What is it that your dad does with his computer that he needs a Windows Server OS instead of Windows 10 Pro?
Here is some insight from my personal project. I've had my own Server "kloodge" since the year 2000. For most of that time, I used Server NT and 2000, then Workstation 2000, then XP. After that, Win Home Server (WHS) v.1 and WHS-2011. Now I'm building a 2012 R2 Essentials server with a workstation/desktop Z68 Gen 3 (Ivy Bridge capable) motherboard and an i5-3470 CPU.
There are always driver troubles and struggles if not using a server platform with a Xeon board. But it would be a lot weirder to see someone using a server OS for a desktop /workstation.
Usually, for a server OS, you'd look at the desktop OS drivers of just one generation previous. So with my 2012 R2, I was able to install Win 7 and Win 8.1 drivers. The drivers to my Marvell controller happily specified 2012 R2 compatibility. But the built-in NIC of my desktop motherboard, while "Intel Pro", would not accept the Windows 8.1 driver installed with that OS, and I would get the message similar to yours.
I ran a search on the motherboard and the Intel 82579V network adapter under Win 2012 R2, and someone had dealt with it. You had to edit the driver INF file, so that Win 2012 would recognize the INF file as acceptable for the OS -- changing the OS version number. A few lines of script had to be relocated in the file. then -- voila! I just know that I'm not always going to be that lucky, and neither should you . . .
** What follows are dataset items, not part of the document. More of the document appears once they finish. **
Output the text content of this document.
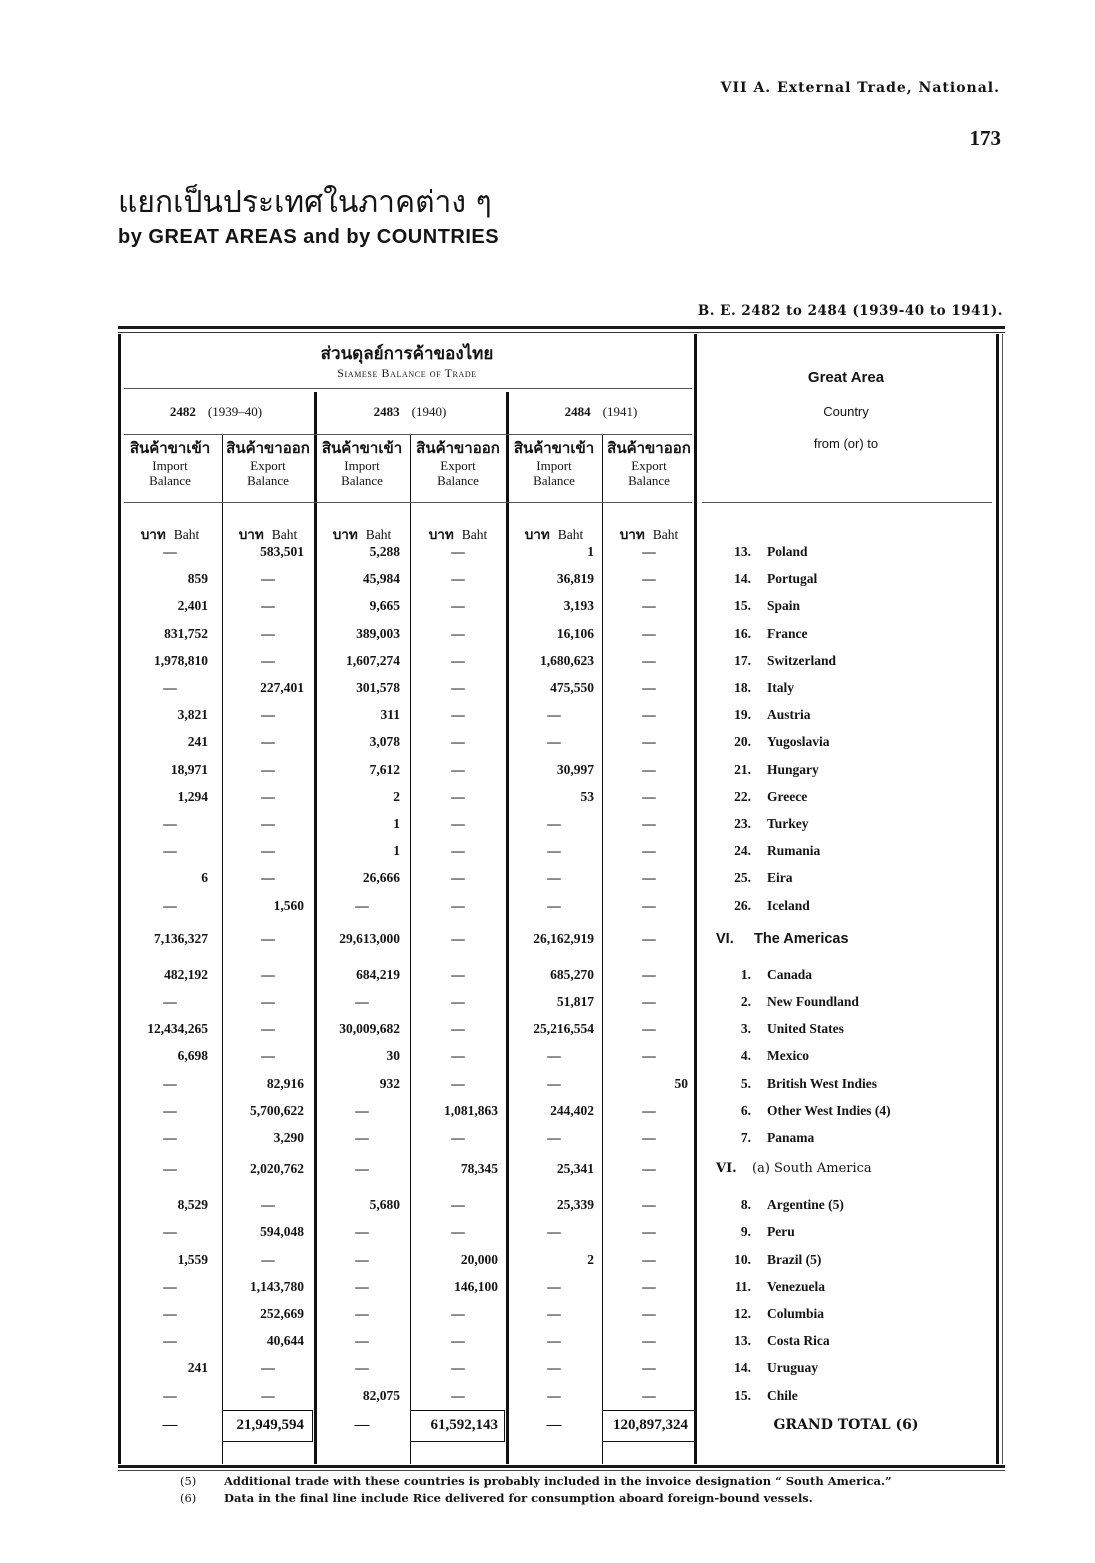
VII A. External Trade, National.
173
แยกเป็นประเทศในภาคต่าง ๆ
by GREAT AREAS and by COUNTRIES
B. E. 2482 to 2484 (1939-40 to 1941).
ส่วนดุลย์การค้าของไทย
Siamese Balance of Trade
2482 (1939–40)	2483 (1940)	2484 (1941)
สินค้าขาเข้า
Import
Balance
บาท Baht
สินค้าขาออก
Export
Balance
บาท Baht
สินค้าขาเข้า
Import
Balance
บาท Baht
สินค้าขาออก
Export
Balance
บาท Baht
สินค้าขาเข้า
Import
Balance
บาท Baht
สินค้าขาออก
Export
Balance
บาท Baht
Great Area
Country
from (or) to
—	583,501	5,288	—	1	—	13. Poland
859	—	45,984	—	36,819	—	14. Portugal
2,401	—	9,665	—	3,193	—	15. Spain
831,752	—	389,003	—	16,106	—	16. France
1,978,810	—	1,607,274	—	1,680,623	—	17. Switzerland
—	227,401	301,578	—	475,550	—	18. Italy
3,821	—	311	—	—	—	19. Austria
241	—	3,078	—	—	—	20. Yugoslavia
18,971	—	7,612	—	30,997	—	21. Hungary
1,294	—	2	—	53	—	22. Greece
—	—	1	—	—	—	23. Turkey
—	—	1	—	—	—	24. Rumania
6	—	26,666	—	—	—	25. Eira
—	1,560	—	—	—	—	26. Iceland
7,136,327	—	29,613,000	—	26,162,919	—	VI. The Americas
482,192	—	684,219	—	685,270	—	1. Canada
—	—	—	—	51,817	—	2. New Foundland
12,434,265	—	30,009,682	—	25,216,554	—	3. United States
6,698	—	30	—	—	—	4. Mexico
—	82,916	932	—	—	50	5. British West Indies
—	5,700,622	—	1,081,863	244,402	—	6. Other West Indies (4)
—	3,290	—	—	—	—	7. Panama
—	2,020,762	—	78,345	25,341	—	VI. (a) South America
8,529	—	5,680	—	25,339	—	8. Argentine (5)
—	594,048	—	—	—	—	9. Peru
1,559	—	—	20,000	2	—	10. Brazil (5)
—	1,143,780	—	146,100	—	—	11. Venezuela
—	252,669	—	—	—	—	12. Columbia
—	40,644	—	—	—	—	13. Costa Rica
241	—	—	—	—	—	14. Uruguay
—	—	82,075	—	—	—	15. Chile
—	21,949,594	—	61,592,143	—	120,897,324	GRAND TOTAL (6)
(5) Additional trade with these countries is probably included in the invoice designation “ South America.”
(6) Data in the final line include Rice delivered for consumption aboard foreign-bound vessels.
The experience I've had with desktop hardware, WHS-2011/2008-R2, and Windows 2012 R2 have been what others have called "not a problem" and fairly smooth but for one driver or another, and the remaining problem has so far always had a solution. But maybe your dad doesn't really need server 2016. You tell me -- since I've laid it out for you.
I would be surprised if Win 2016 doesn't work with desktop hardware. It's just not Microsoft's articulated intention: those OSes are meant to run primarily on "server" boards with Xeon processors. They just never excluded compatibility of the server OS with mainstream desktop hardware.